Championnats du monde de League of Legends : les jeux vidéos comme vecteur d’émancipation du peuple chinois

Les Worlds de League of Legends ont pris fin le week-end dernier, après une compétition acharnée qui a vu, une fois n’est pas coutume, des Coréens vainqueurs. Si il est vrai que ce pays a la main-mise sur de très nombreuses disciplines d’esport (League of Legends, Starcraft, Heroes of the Storm, Overwatch), le reste de l’Asie n’est pas en reste, avec des Chinois arrivés dans les derniers brackets du championnat.

Si ce que vous venez de lire vous apparaît comme du charabia, c’est qu’il est nécessaire d’expliquer d’abord cet obscur concept qu’est l’e-sport. Le terme est composé du préfixe e-, qui fait référence aux technologies en ligne, connectées, et sport, qui désigne l’ensemble des disciplines physiques ou mentales praticables de manière compétitives (collectivement ou individuellement).

League of Legends (LoL pour les intimes) fait donc partie de cette catégorie : ce MoBA, ou Multiplayer online Battle Arena, voit s’affronter (uniquement sur ordinateur) sur une carte fermée 10 joueurs organisés en 2 équipes de 5, qui ont pour but de détruire le cœur de la base adverse, appelé Nexus. Avec plus de 65 millions de joueurs mensuels, il est le jeu le plus joué au monde, et de ce fait le plus retransmis, avant sur Internet via Twitch.fr, et maintenant à la télévision sur certaines chaînes comme L’Equipe ou Canal + Sport.

La scène compétitive de League of Legends s’articule autour de championnats régionaux (Europe, Amérique du Nord, Corée, Chine et Hong-Kong pour les 4 ligues principales). Les gagnants de chaque ligue se qualifient pour les championnats du monde, qui s’organisent de la même manière que la Ligue des Champions au football : phases de poule, puis ensuite phases à élimination directe. Chaque année, une région est désignée organisatrice de l’événement, et l’édition 2017 a été confiée à la Chine.
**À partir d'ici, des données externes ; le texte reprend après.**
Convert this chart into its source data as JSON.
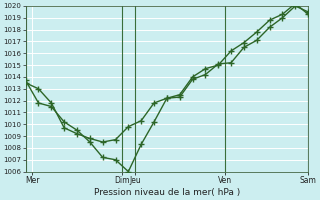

La Chine a une histoire particulière avec League of Legends. C’est une des scènes compétitives les plus développées au monde. Les joueurs-star, tel le midlaner Xiaohu de l’équipe Royal Never Give Up, sont perçus (et rétribués) comme nos Mbappé ou Dembélé, sans exagération. Les joueurs chinois sont d’ailleurs ceux qui passent le plus de temps avec leurs fans. Cela entraîne une augmentation constante du nombre de joueurs à travers le pays. Les jeunes y voient une manière de se libérer, comme dans la pratique d’un autre sport.

De plus, League of Legends est, grâce à sa messagerie interne, comparable à un réseau social. La notoriété de la ligue chinoise attire de plus en plus de joueurs étrangers : en effet il est possible, moyennant une certaine somme, de jouer et donc de converser de chez soi avec des joueurs chinois sur leur serveur.

Dans un pays où même Facebook reste interdit, cela permet un désenclavement énorme de la population et des jeunes en particulier. En effet, le gouvernement ne peut contrôler toutes les actions des gens sur les jeux vidéos, car il risque se faisant de casser un marché économique florissant (places de stade, produits dérivés, publicité, sponsoring). De ce fait, les jeunes chinois communiquent avec le monde à travers la messagerie. Même si cela semble peu, pour ceux qui n’avaient presque aucune ouverture avant, cela représente beaucoup.

De plus, on dénombre 500 millions de fans de LoL à travers le monde (qui supportent une équipe où qui suivent, tout simplement, actualité compétitive). Les salles, en Chine, étaient remplies de spectateurs étrangers pour ces derniers matchs. De manière inversée, c’est le monde qui par là vient à la rencontre de la Chine.

La formation de cet esprit « gamer », de cette communauté internationale, est fédératrice pour tous, et permet d’inclure un peuple et d’alléger l’oppression qui pèse sur ses épaules.

Au-delà de l’e-sport, domaine dans lequel la Chine se distingue particulièrement (demi-finaliste des Worlds de League of Legends, quart-de-finaliste des Worlds d’Overwatch), l’organisation des JO, ou des JO d’hiver, de compétitions sportives internationales, permettent d’ouvrir le pays aux autres. Malheureusement, ces événements sont sur-encadrés par l’État chinois de manière à garder le contrôle sur le peuple, et de renvoyer l’image exacte voulue.

Même si il est un peu tôt pour parler d’un désenclavement total des chinois grâce aux jeux vidéos, on peut voir quand même que par le biais d’un loisir, d’une passion qui réunit des dizaines de millions de gens, le peuple mandarin est un peu moins seul face au manque de liberté, et marche fièrement vers des jours meilleurs.